Space Matter: What You Should Know About Dark Matter

Space Matter is a weekly column that delves into space science and the mechanics of spaceflight. From the latest discoveries in the universe around us to the fits and starts of rocket test flights, you’ll find analysis, discussion, and an eternal optimism about space and launching ourselves into the cosmos.
You’ve heard a lot about dark matter. You probably know it’s not something we can see (hence the name). But if it’s not observable, how do we know it’s there? How did we discover it? What exactly is dark matter?
What Is Dark Matter?
Dark matter is basically just that: matter that does not interact with or give off any type of electromagnetic radiation: no light, no x-rays, no infrared waves, nothing that we can either see or detect through any type of traditional direct observation. But scientists theorize that the universe’s mass consists of roughly 85% dark matter—in other words, only 1/5 of the mass of the universe is the stuff we can see, hear, touch, and measure directly.
If We Can’t See It, How Do We Know It’s There?
This is the million-dollar question: How do we know dark matter exists, if we can’t detect it through any normal method? Well, just because dark matter doesn’t interact with the electromagnetic spectrum doesn’t mean that other forces don’t act upon it, or that it doesn’t influence the makeup of the cosmos. We know dark matter exists because it interacts with gravity.

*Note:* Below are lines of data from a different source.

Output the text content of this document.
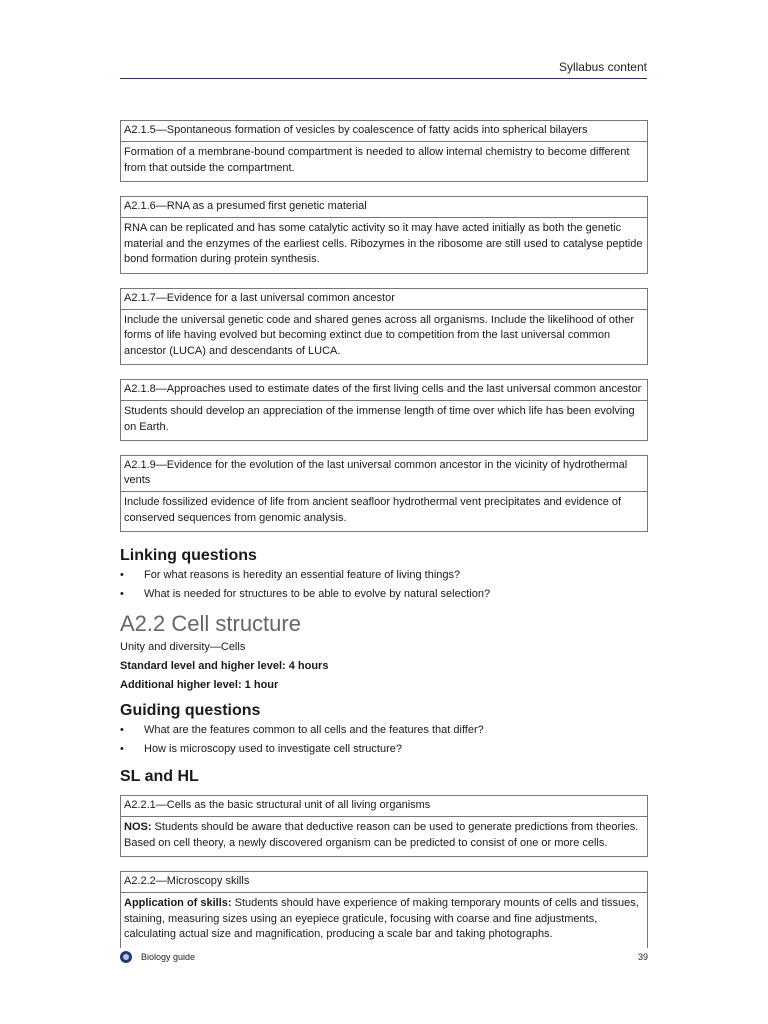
Syllabus content
A2.1.5—Spontaneous formation of vesicles by coalescence of fatty acids into spherical bilayers
Formation of a membrane-bound compartment is needed to allow internal chemistry to become different from that outside the compartment.
A2.1.6—RNA as a presumed first genetic material
RNA can be replicated and has some catalytic activity so it may have acted initially as both the genetic material and the enzymes of the earliest cells. Ribozymes in the ribosome are still used to catalyse peptide bond formation during protein synthesis.
A2.1.7—Evidence for a last universal common ancestor
Include the universal genetic code and shared genes across all organisms. Include the likelihood of other forms of life having evolved but becoming extinct due to competition from the last universal common ancestor (LUCA) and descendants of LUCA.
A2.1.8—Approaches used to estimate dates of the first living cells and the last universal common ancestor
Students should develop an appreciation of the immense length of time over which life has been evolving on Earth.
A2.1.9—Evidence for the evolution of the last universal common ancestor in the vicinity of hydrothermal vents
Include fossilized evidence of life from ancient seafloor hydrothermal vent precipitates and evidence of conserved sequences from genomic analysis.
Linking questions
• For what reasons is heredity an essential feature of living things?
• What is needed for structures to be able to evolve by natural selection?
A2.2 Cell structure
Unity and diversity—Cells
Standard level and higher level: 4 hours
Additional higher level: 1 hour
Guiding questions
• What are the features common to all cells and the features that differ?
• How is microscopy used to investigate cell structure?
SL and HL
A2.2.1—Cells as the basic structural unit of all living organisms
NOS: Students should be aware that deductive reason can be used to generate predictions from theories. Based on cell theory, a newly discovered organism can be predicted to consist of one or more cells.
A2.2.2—Microscopy skills
Application of skills: Students should have experience of making temporary mounts of cells and tissues, staining, measuring sizes using an eyepiece graticule, focusing with coarse and fine adjustments, calculating actual size and magnification, producing a scale bar and taking photographs.
Biology guide	39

The ring seen in this image of galaxy cluster SDSS J1038+4849 is due to gravitational lensing. Photo: Courtesy of NASA/ESA/Hubble
Dark Matter’s Gravitational Effects
The galaxies in our universe are constantly in motion. That motion, and its characteristics, is determined by many factors, including the mass and energy within galaxies. The objects that are in galaxies—stars, planets, gas, plasma and more—are also in motion, rotating around the galaxy’s center. Think of our own solar system, with the Sun at its center, as a smaller example of this movement. In our (or any) solar system, the planets closest to the Sun move the fastest because the Sun acts upon them more strongly than it does the outer planets—the gravity of anything affects you more the closer you are to it. Yes, Mercury’s orbit takes less time than Jupiter’s, for example, because it’s closer to the Sun, but it also travels much faster in space. So, extending that logic, the stars and objects that are further away from a galaxy’s center (where most of its visible mass is clustered) should move much more slowly than anything that’s near it.
But that isn’t the case. Distance from center doesn’t seem to matter when it comes to the speed objects within galaxies travel. But rotation is determined by gravity, which is determined by mass. For galaxies to have the kind of mass that the actual galaxy rotation curve (the speed of stars versus their distance from the center) suggests (as opposed to the theoretical curve that we would predict, which would be consistent with how our own solar system works), there’s got to be a lot more mass than what we’re seeing—more than just stars, plasma/gas, and visible (or baryonic) matter. Otherwise, galaxies should be much, much brighter, filled with a lot more stars, gas, and plasma to account for this rotation speed.